“Romeo and Juliet” will bring a new twist to the classic play

by Kourtney Kawano | 2/18/15 7:11pm

With its components of romance and drama, many theaters have undertaken the iconic “story of more woe” between the star-crossed lovers of Shakespeare’s “Romeo and Juliet.” The challenge faced by modern theater productions is finding the perfect balance between creating a unique interpretation that audiences will find as thought-provoking as the original play without taking too much creative license through the characters’ dialogue or the play’s setting.

The College’s theater department will premiere an innovative version of “Romeo and Juliet” for its annual winter term production. The department’s production will provide an emphasis on the historical context of Shakespeare’s text in order to give the audience insight into his mind and create a double performance through the use of camera and film.

The production, directed by theater professor Peter Hackett, will premiere on Friday evening and have a two-weekend run.

Unlike other modernized versions that still only focus on the play’s romantic nature, like the 2013 Broadway version featuring Orlando Bloom in the titular role of Romeo, Hackett’s version will use multimedia to reflect a more meaningful and analytical look at the social and political commentaries laced within the text.

Hackett said that the main challenge of presenting such an iconic play is making people see the story in a new way. He said he was inspired to steer away from traditional retellings by a project done by the Nature Theater, a company from Oklahoma, that asked people to retell “Romeo and Juliet” “in their own words.”

“Everybody thinks they know the story,” Hackett said. “What I find interesting is that we all seem to be locked into 19th-century romantic interpretation of the play.”

Using Baz Luhrmann’s “Romeo + Juliet” (1996) and Franco Zeffirelli’s “Romeo and Juliet” (1968) as examples, Hackett said that the emphasis placed on romance in many interpretations can overshadow other aspects of the play, such as the beauty of the poetry or sobering realities, like the dysfunctions within the Montague and Capulet families.

In order to help the audience understand some of the more subtle contexts of the play, the action will be broken by “footnotes” delivered by the actors, Hackett said.

Students from “Theater and Society II: Early Modern Performance” researched and complied these “footnotes,” which range from information about clandestine marriages to the typical age of marriage in Shakespeare’s time, “Theater and Society II: Early Modern Performance” professor Laura Edmonson said. To help put the historical information into a modern-day setting, the students also used social media to translate the historical information, such as describing what a day in Juliet’s life would have been like through Yik Yak posts.

To further the production from traditional re-tellings, the action on stage will also be filmed at the same time and projected, giving audience members the freedom to choose where they focus their attention — the live projected video or the live storytelling by the actors. For example, in the famous balcony scene, viewers will be faced with the dilemma of watching two simultaneous interpretations in the different mediums.

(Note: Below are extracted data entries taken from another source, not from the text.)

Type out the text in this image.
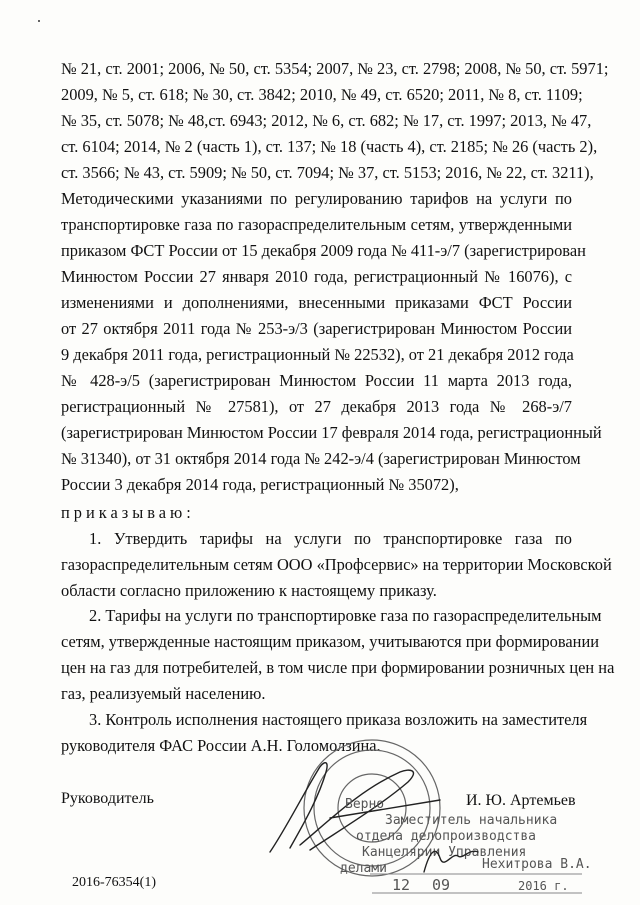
№ 21, ст. 2001; 2006, № 50, ст. 5354; 2007, № 23, ст. 2798; 2008, № 50, ст. 5971;
2009, № 5, ст. 618; № 30, ст. 3842; 2010, № 49, ст. 6520; 2011, № 8, ст. 1109;
№ 35, ст. 5078; № 48,ст. 6943; 2012, № 6, ст. 682; № 17, ст. 1997; 2013, № 47,
ст. 6104; 2014, № 2 (часть 1), ст. 137; № 18 (часть 4), ст. 2185; № 26 (часть 2),
ст. 3566; № 43, ст. 5909; № 50, ст. 7094; № 37, ст. 5153; 2016, № 22, ст. 3211),
Методическими указаниями по регулированию тарифов на услуги по
транспортировке газа по газораспределительным сетям, утвержденными
приказом ФСТ России от 15 декабря 2009 года № 411-э/7 (зарегистрирован
Минюстом России 27 января 2010 года, регистрационный № 16076), с
изменениями и дополнениями, внесенными приказами ФСТ России
от 27 октября 2011 года № 253-э/3 (зарегистрирован Минюстом России
9 декабря 2011 года, регистрационный № 22532), от 21 декабря 2012 года
№ 428-э/5 (зарегистрирован Минюстом России 11 марта 2013 года,
регистрационный № 27581), от 27 декабря 2013 года № 268-э/7
(зарегистрирован Минюстом России 17 февраля 2014 года, регистрационный
№ 31340), от 31 октября 2014 года № 242-э/4 (зарегистрирован Минюстом
России 3 декабря 2014 года, регистрационный № 35072),
приказываю:
1. Утвердить тарифы на услуги по транспортировке газа по
газораспределительным сетям ООО «Профсервис» на территории Московской
области согласно приложению к настоящему приказу.
2. Тарифы на услуги по транспортировке газа по газораспределительным
сетям, утвержденные настоящим приказом, учитываются при формировании
цен на газ для потребителей, в том числе при формировании розничных цен на
газ, реализуемый населению.
3. Контроль исполнения настоящего приказа возложить на заместителя
руководителя ФАС России А.Н. Голомолзина.
Руководитель	И. Ю. Артемьев
Верно
Заместитель начальника
отдела делопроизводства
Канцелярии Управления
делами	Нехитрова В.А.
12 09	2016 г.
2016-76354(1)
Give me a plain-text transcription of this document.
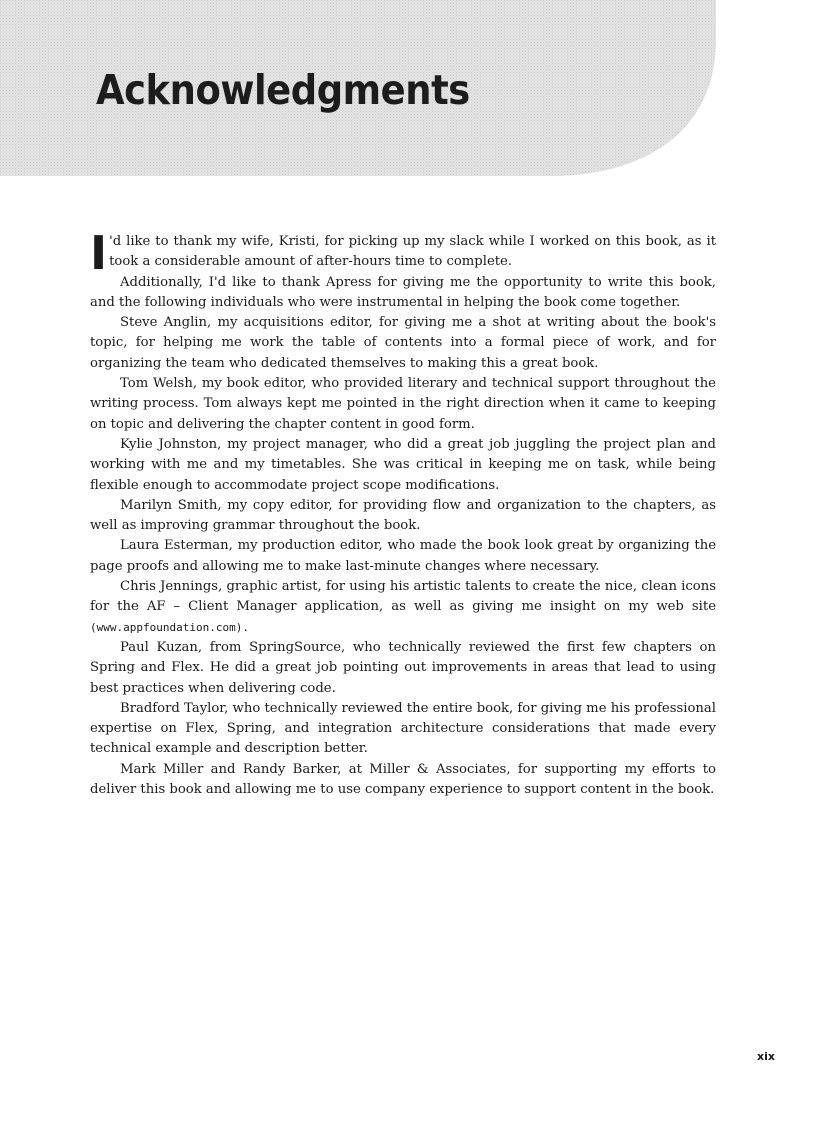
Acknowledgments

I 'd like to thank my wife, Kristi, for picking up my slack while I worked on this book, as it took a considerable amount of after-hours time to complete.

Additionally, I'd like to thank Apress for giving me the opportunity to write this book, and the following individuals who were instrumental in helping the book come together.

Steve Anglin, my acquisitions editor, for giving me a shot at writing about the book's topic, for helping me work the table of contents into a formal piece of work, and for organizing the team who dedicated themselves to making this a great book.

Tom Welsh, my book editor, who provided literary and technical support throughout the writing process. Tom always kept me pointed in the right direction when it came to keeping on topic and delivering the chapter content in good form.

Kylie Johnston, my project manager, who did a great job juggling the project plan and working with me and my timetables. She was critical in keeping me on task, while being flexible enough to accommodate project scope modifications.

Marilyn Smith, my copy editor, for providing flow and organization to the chapters, as well as improving grammar throughout the book.

Laura Esterman, my production editor, who made the book look great by organizing the page proofs and allowing me to make last-minute changes where necessary.

Chris Jennings, graphic artist, for using his artistic talents to create the nice, clean icons for the AF – Client Manager application, as well as giving me insight on my web site (www.appfoundation.com).

Paul Kuzan, from SpringSource, who technically reviewed the first few chapters on Spring and Flex. He did a great job pointing out improvements in areas that lead to using best practices when delivering code.

Bradford Taylor, who technically reviewed the entire book, for giving me his professional expertise on Flex, Spring, and integration architecture considerations that made every technical example and description better.

Mark Miller and Randy Barker, at Miller & Associates, for supporting my efforts to deliver this book and allowing me to use company experience to support content in the book.

xix
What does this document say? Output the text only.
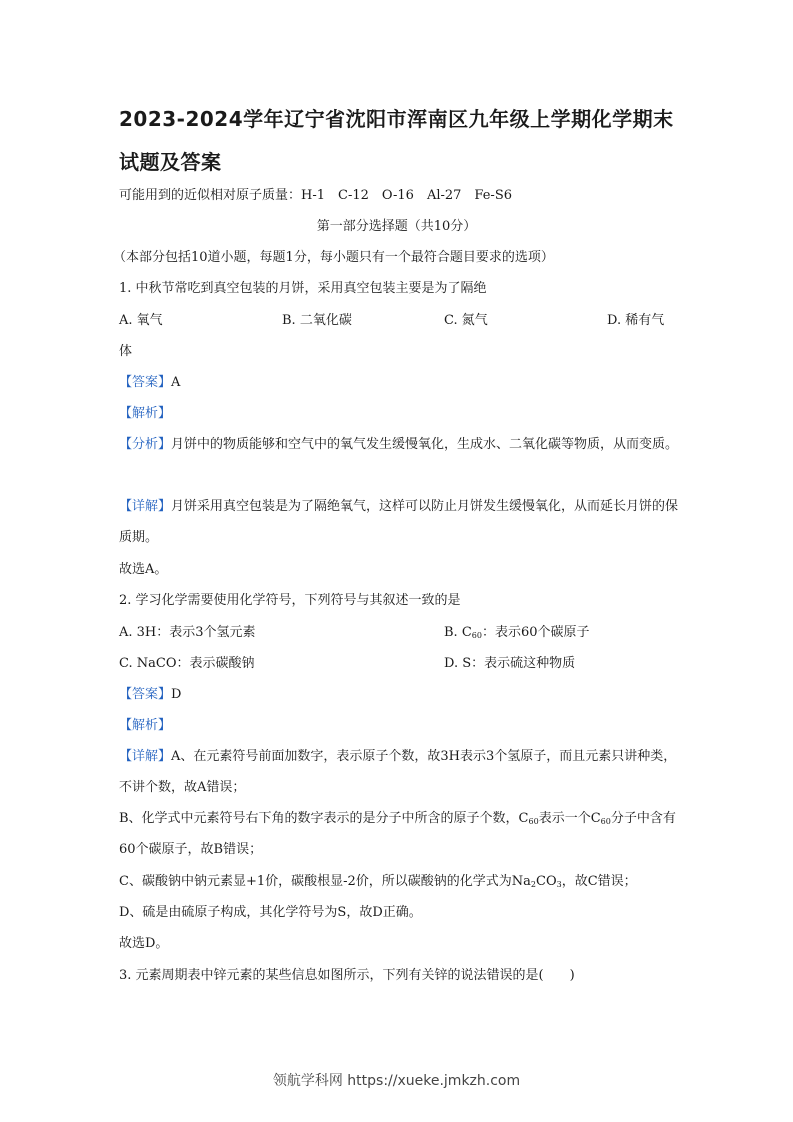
2023-2024学年辽宁省沈阳市浑南区九年级上学期化学期末试题及答案
可能用到的近似相对原子质量：H-1　C-12　O-16　Al-27　Fe-S6
第一部分选择题（共10分）
（本部分包括10道小题，每题1分，每小题只有一个最符合题目要求的选项）
1. 中秋节常吃到真空包装的月饼，采用真空包装主要是为了隔绝
A. 氧气	B. 二氧化碳	C. 氮气	D. 稀有气
体
【答案】A
【解析】
【分析】月饼中的物质能够和空气中的氧气发生缓慢氧化，生成水、二氧化碳等物质，从而变质。
【详解】月饼采用真空包装是为了隔绝氧气，这样可以防止月饼发生缓慢氧化，从而延长月饼的保质期。
故选A。
2. 学习化学需要使用化学符号，下列符号与其叙述一致的是
A. 3H：表示3个氢元素	B. $C_{60}$：表示60个碳原子
C. NaCO：表示碳酸钠	D. S：表示硫这种物质
【答案】D
【解析】
【详解】A、在元素符号前面加数字，表示原子个数，故3H表示3个氢原子，而且元素只讲种类，不讲个数，故A错误；
B、化学式中元素符号右下角的数字表示的是分子中所含的原子个数，$C_{60}$表示一个$C_{60}$分子中含有60个碳原子，故B错误；
C、碳酸钠中钠元素显+1价，碳酸根显-2价，所以碳酸钠的化学式为$Na_2CO_3$，故C错误；
D、硫是由硫原子构成，其化学符号为S，故D正确。
故选D。
3. 元素周期表中锌元素的某些信息如图所示，下列有关锌的说法错误的是(　　)
领航学科网 https://xueke.jmkzh.com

“We’re not telling you where to look, what experience to have,” Hackett said. “You can choose or go back and forth. The whole time, you’re listening to Shakespeare’s beautiful language.”

Assistant director and videographer Heather Oudheusden ’15 said that she is excited to use multimedia to bring new aspects to the show that audience members not have considered before.

She said that one of the major challenges of the show was figuring out the technical aspects of the camera work.

Hackett said that helping the actors interact with the cameras was also a challenge, since it added an extra level of choreography to the production.

There will also be pre-recorded footage, including the actors’ thoughts on the play and students from the College and local high schools performing their favorite moments.

To parallel the use of live video, the staged performance will occur in a modern-day rehearsal studio designed by theater professor Georgi Alexi-Meskhishvili. His set for “Romeo and Juliet” will be filled with video cameras, monitors, long folding tables and chairs and costume pieces on mannequins.

Additionally, the cast and production team feature a diverse mix of undergraduates who have been practicing to get the timing and choreography of the complicated sword fights right and to ensure the video sequences are in sync with the onstage performance — the department even hired a professional fight choreographer, Ron Piretti, to ensure the fight scenes ran smoothly. Portraying the star-crossed lovers and bringing this modern adaptation of “Romeo and Juliet” to life on stage will be Reed Latrowski ’15 and Tess McGuinness ’18, respectively.

Latrowski and McGuinness are “phenomenal,” Oudheusden said.

“I’m super excited,” she said. “[McGuinness] has great knowledge for what it means to be a teenager back then, and we get to see [Latrowski] in a whole new light.”

Since planning for the show began almost a year ago, Hackett has been waiting to bring this new vision to life.

“There were lots of challenges, but that’s what made it so fun,” Hackett said.

This weekend’s performances will be Friday and Saturday at 8 p.m. and Sunday at 2 p.m. in the Moore Theater. Next week, the play will be performed Thursday through Saturday at 8 p.m. and Sunday at 2 p.m. Tickets will between five dollars and $12 for students and between $10 and $12 for community members. There will also be performances Thursday Feb. 26, Friday Feb. 27, Saturday Feb. 28 and Sunday March 1, with a post-performance discussion after the Feb. 27 performance.